Spirometry, the main tool for diagnosis and follow-up of COPD, incompletely describes the disease. Based on volumetric capnography (VCap), an index was developed for the diagnosis and grading of COPD, aimed as a complement or alternative to spirometry.
Nine non-smokers, 10 smokers/former smokers without COPD and 54 smokers/former smokers with COPD were included in the study. Multiple breath washout of N 2 and VCap were studied with Exhalyzer D during tidal breathing. VCap was based on signals for flow rate and CO 2 and was recorded during one breath preceding N 2 washout. Efficiency Index (EFFi) is the quotient between exhaled CO 2 volume and the hypothetical CO 2 volume exhaled from a completely homogeneous lung over a volume interval equal to 15% of predicted total lung capacity.

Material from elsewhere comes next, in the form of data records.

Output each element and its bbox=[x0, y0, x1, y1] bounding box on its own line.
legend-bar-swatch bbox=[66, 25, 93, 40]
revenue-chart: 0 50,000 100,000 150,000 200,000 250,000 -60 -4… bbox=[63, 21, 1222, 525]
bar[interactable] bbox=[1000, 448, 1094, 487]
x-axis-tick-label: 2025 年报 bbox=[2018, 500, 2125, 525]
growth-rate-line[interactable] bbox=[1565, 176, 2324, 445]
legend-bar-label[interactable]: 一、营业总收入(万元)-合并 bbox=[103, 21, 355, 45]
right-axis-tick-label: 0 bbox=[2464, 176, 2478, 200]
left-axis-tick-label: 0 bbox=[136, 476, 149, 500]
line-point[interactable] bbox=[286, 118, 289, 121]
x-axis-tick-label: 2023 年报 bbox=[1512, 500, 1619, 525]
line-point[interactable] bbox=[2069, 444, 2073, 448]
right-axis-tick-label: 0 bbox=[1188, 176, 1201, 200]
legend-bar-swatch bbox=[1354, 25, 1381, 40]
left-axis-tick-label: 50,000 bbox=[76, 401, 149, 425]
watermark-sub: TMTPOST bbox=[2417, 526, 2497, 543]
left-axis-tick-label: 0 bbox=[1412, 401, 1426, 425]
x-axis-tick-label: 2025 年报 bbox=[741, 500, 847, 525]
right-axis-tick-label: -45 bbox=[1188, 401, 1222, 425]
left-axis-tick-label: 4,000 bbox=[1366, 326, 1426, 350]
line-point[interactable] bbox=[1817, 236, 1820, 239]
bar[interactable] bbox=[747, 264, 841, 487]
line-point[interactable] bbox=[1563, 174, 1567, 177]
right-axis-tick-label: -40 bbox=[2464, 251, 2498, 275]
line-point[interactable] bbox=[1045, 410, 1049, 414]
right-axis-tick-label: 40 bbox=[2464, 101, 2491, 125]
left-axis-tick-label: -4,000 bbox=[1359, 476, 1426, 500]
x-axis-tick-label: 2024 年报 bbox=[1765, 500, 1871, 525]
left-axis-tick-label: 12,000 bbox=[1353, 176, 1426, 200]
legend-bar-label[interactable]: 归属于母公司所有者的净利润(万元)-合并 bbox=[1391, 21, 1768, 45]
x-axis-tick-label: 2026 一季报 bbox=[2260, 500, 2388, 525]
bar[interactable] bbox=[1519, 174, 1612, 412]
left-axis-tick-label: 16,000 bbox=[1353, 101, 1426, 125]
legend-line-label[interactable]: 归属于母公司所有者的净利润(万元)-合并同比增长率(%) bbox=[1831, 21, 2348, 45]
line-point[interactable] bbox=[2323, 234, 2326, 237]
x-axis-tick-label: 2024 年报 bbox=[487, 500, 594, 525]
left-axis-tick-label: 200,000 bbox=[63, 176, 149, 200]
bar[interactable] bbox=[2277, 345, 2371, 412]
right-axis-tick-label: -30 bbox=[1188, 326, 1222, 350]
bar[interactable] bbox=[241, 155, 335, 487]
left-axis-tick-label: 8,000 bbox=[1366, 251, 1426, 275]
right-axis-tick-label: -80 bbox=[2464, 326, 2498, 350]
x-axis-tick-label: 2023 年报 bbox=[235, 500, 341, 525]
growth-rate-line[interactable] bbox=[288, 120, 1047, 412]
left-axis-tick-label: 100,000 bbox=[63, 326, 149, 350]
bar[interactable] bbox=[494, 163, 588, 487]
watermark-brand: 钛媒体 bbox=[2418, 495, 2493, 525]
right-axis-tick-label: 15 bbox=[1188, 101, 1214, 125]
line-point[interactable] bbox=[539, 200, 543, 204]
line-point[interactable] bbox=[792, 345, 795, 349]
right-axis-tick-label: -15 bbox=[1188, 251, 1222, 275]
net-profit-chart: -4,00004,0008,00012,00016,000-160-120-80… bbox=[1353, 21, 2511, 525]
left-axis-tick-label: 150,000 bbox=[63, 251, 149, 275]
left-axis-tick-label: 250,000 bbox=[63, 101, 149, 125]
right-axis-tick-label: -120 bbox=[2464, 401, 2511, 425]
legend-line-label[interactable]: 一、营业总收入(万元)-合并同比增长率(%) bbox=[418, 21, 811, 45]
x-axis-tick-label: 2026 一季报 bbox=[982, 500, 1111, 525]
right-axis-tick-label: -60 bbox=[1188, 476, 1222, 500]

EFFi increased with increased Global initiative for chronic Obstructive Lung Disease (GOLD) stage and the majority of subjects in GOLD 2 and all subjects in GOLD 3 and 4 could be diagnosed as having COPD using the lower 95% confidence interval of the healthy group. EFFi also correlated with N 2 washout (r=−0.73; p<0.001), forced expiratory volume in 1 second (r=0.70; p<0.001) and diffusion capacity for carbon oxide (r=0.69; p<0.001).
EFFi measures efficiency of tidal CO 2 elimination that is limited by inhomogeneity of peripheral lung function. EFFi allows diagnosis and grading of COPD and, together with FEV 1, may explain limitation of physical performance. EFFi offers a simple, effortless and cost-effective complement to spirometry and might serve as an alternative in certain situations.